Sedang wujd mengharuskan ketenggalaman hamba. Demikian pula wujud mengharuskan
kesirnaan mengarungi lautan itu, lantas tenggelam di dalamnya. Struktur
persoalan ini dikatakan secara berurutan, mulai dari : Qusyud (bermaksud),
wurud (sampai), kemudian Syuhud (penyaksian), lalu Wujud, terakhir Khumud
(sirna). Dengan kadar kriteria wujud-lah, khumud dapat dicapai.
Bagi orang yang
ber-wujud memiliki kesadaran (shahw) dan ketidaksadaran (mahw). Kondisi shahw
adalah kebadiannya dengan Al-Haq, sedang kondisi mahw-nya adalah kefana’annya
dengan Al-Haq. Keduanya saling berkelindan selamanya. Apabila shahw dengan
Al-Haq yang lebih unggul, ia telah sampai *wushul). Karena itu, Rasulullah saw.

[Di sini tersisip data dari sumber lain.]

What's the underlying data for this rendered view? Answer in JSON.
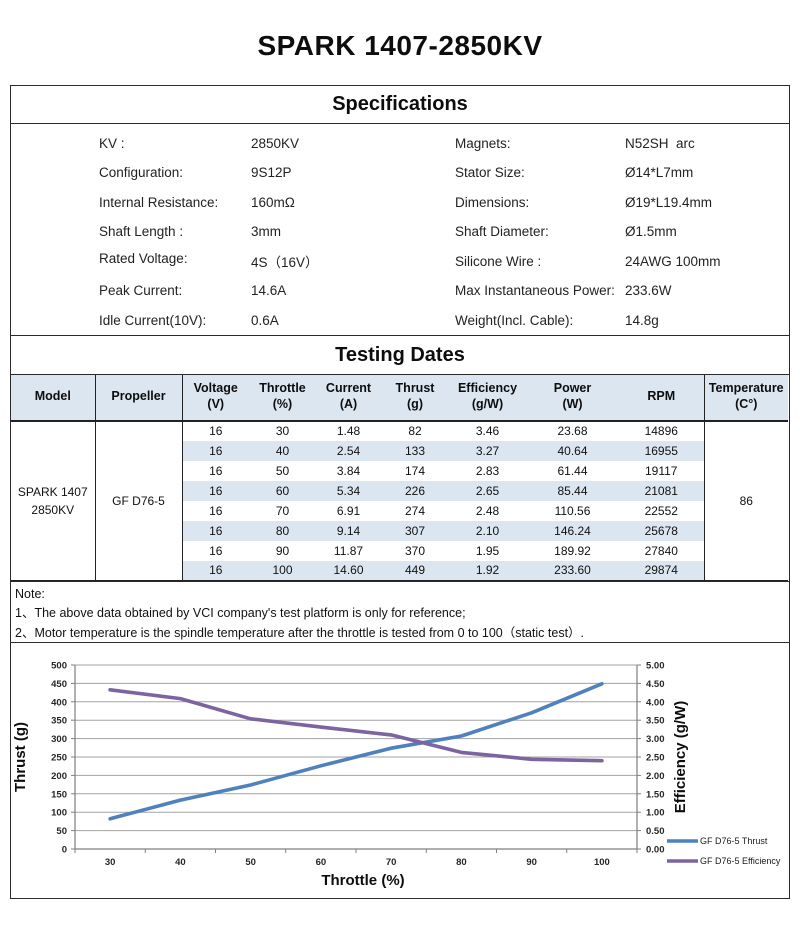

Bersabda (hadis Qudsi), “Dengan-Ku ia mendengar dan dengan-Ku ia melihat.”
Manshur bin
Abdullah berkata : “Seseorang berada dalam halaqah asy-Syibly, dan orang itu
kemudian beretanya. “Apakah pengaruh keabsahan wujd itu tampak pada diri
orang-orang yang mencapai al-wujud? Benar. Cahaya yang memancar, bersama dengan
sinar kerinduan, sehingga pengaruhnya mewarnai lubuk hatinya.” Demikian jawab
asy-Syibly.”
Gambaran ini
jelas dalam syair Ibnul Mu’tazz :
Gelas yang
dibasai iar karena cemerlang beningnya,
Llau mutiara
tumbuh dari bumi emas,
Sedang kaum
menyucikan karena kagum
Pada cahaya air
di dalam api dari anggur yang ranum,
Diwarisi ‘Aad
dari negeri Iram
Sebagai
simpanan Kisra, mulai dari nenek moyangnya.
Suatu kisha
berkenaan dengan Abu Bakr ad-daqqy : “jahm ad-Duqqy mengambil kayu di tangannay
ketika sedang menyimak dalam gairahnya, kemudian ia mencabut dari akarnya.

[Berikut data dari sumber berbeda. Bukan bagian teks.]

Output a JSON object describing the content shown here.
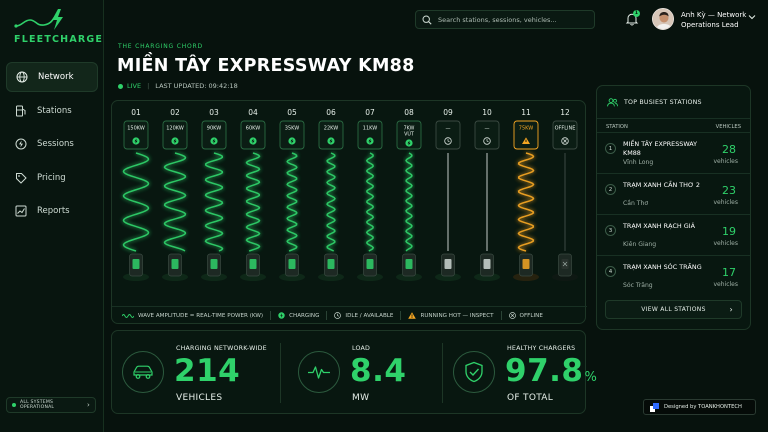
{
  "brand": {
    "name": "FLEETCHARGE"
  },
  "nav": [
    {
      "id": "network",
      "label": "Network",
      "icon": "globe-icon",
      "active": true
    },
    {
      "id": "stations",
      "label": "Stations",
      "icon": "fuel-station-icon",
      "active": false
    },
    {
      "id": "sessions",
      "label": "Sessions",
      "icon": "bolt-icon",
      "active": false
    },
    {
      "id": "pricing",
      "label": "Pricing",
      "icon": "tag-icon",
      "active": false
    },
    {
      "id": "reports",
      "label": "Reports",
      "icon": "chart-icon",
      "active": false
    }
  ],
  "system_status": "ALL SYSTEMS OPERATIONAL",
  "search": {
    "placeholder": "Search stations, sessions, vehicles..."
  },
  "notifications": {
    "count": "1"
  },
  "user": {
    "name": "Anh Kỳ — Network",
    "role": "Operations Lead"
  },
  "header": {
    "eyebrow": "THE CHARGING CHORD",
    "title": "MIỀN TÂY EXPRESSWAY KM88",
    "live_label": "LIVE",
    "updated": "LAST UPDATED: 09:42:18"
  },
  "colors": {
    "accent": "#2fd16a",
    "hot": "#f5a623",
    "idle": "#d9e2dd",
    "background": "#07120d"
  },
  "bays": [
    {
      "number": "01",
      "status": "charging",
      "label": "150KW",
      "power_kw": 150
    },
    {
      "number": "02",
      "status": "charging",
      "label": "120KW",
      "power_kw": 120
    },
    {
      "number": "03",
      "status": "charging",
      "label": "90KW",
      "power_kw": 90
    },
    {
      "number": "04",
      "status": "charging",
      "label": "60KW",
      "power_kw": 60
    },
    {
      "number": "05",
      "status": "charging",
      "label": "35KW",
      "power_kw": 35
    },
    {
      "number": "06",
      "status": "charging",
      "label": "22KW",
      "power_kw": 22
    },
    {
      "number": "07",
      "status": "charging",
      "label": "11KW",
      "power_kw": 11
    },
    {
      "number": "08",
      "status": "charging",
      "label": "7KW VÚT",
      "power_kw": 7
    },
    {
      "number": "09",
      "status": "idle",
      "label": "—",
      "power_kw": 0
    },
    {
      "number": "10",
      "status": "idle",
      "label": "—",
      "power_kw": 0
    },
    {
      "number": "11",
      "status": "hot",
      "label": "75KW",
      "power_kw": 75
    },
    {
      "number": "12",
      "status": "offline",
      "label": "OFFLINE",
      "power_kw": 0
    }
  ],
  "legend": {
    "wave": "WAVE AMPLITUDE = REAL-TIME POWER (KW)",
    "charging": "CHARGING",
    "idle": "IDLE / AVAILABLE",
    "hot": "RUNNING HOT — INSPECT",
    "offline": "OFFLINE"
  },
  "busiest": {
    "title": "TOP BUSIEST STATIONS",
    "col_station": "STATION",
    "col_vehicles": "VEHICLES",
    "rows": [
      {
        "rank": "1",
        "name": "MIỀN TÂY EXPRESSWAY KM88",
        "area": "Vĩnh Long",
        "count": "28",
        "unit": "vehicles"
      },
      {
        "rank": "2",
        "name": "TRẠM XANH CẦN THƠ 2",
        "area": "Cần Thơ",
        "count": "23",
        "unit": "vehicles"
      },
      {
        "rank": "3",
        "name": "TRẠM XANH RẠCH GIÁ",
        "area": "Kiên Giang",
        "count": "19",
        "unit": "vehicles"
      },
      {
        "rank": "4",
        "name": "TRẠM XANH SÓC TRĂNG",
        "area": "Sóc Trăng",
        "count": "17",
        "unit": "vehicles"
      }
    ],
    "view_all": "VIEW ALL STATIONS"
  },
  "stats": [
    {
      "label": "CHARGING NETWORK-WIDE",
      "value": "214",
      "suffix": "",
      "unit": "VEHICLES",
      "icon": "car-icon"
    },
    {
      "label": "LOAD",
      "value": "8.4",
      "suffix": "",
      "unit": "MW",
      "icon": "pulse-icon"
    },
    {
      "label": "HEALTHY CHARGERS",
      "value": "97.8",
      "suffix": "%",
      "unit": "OF TOTAL",
      "icon": "shield-check-icon"
    }
  ],
  "credit": "Designed by TOANKHONTECH"
}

Kemudian keduanya berkumpul ketika secara bersamaan saling memanggil. Ad.-Duqqy
sendiri sorang yang buta, lalu Jahm berdiri sambil berkeliling dengan penuh
emosi. Abu Bakr ad-Duqqy berkata : “Jika mendekat kepadaku, ulurkan kayu itu!’
Sementara Jahm ad- Duqqy adalah manusia lemah, lantas ia menemukan sepotong
kayu di dekatnya, seraya berkata, ‘Ini ia!’ Lalu ad-Duqqy memegang kaki Jahm,
hingga membuatnya tidak dapat bergerak lagi. “Wahai Syeikh, tobat! Tobat!”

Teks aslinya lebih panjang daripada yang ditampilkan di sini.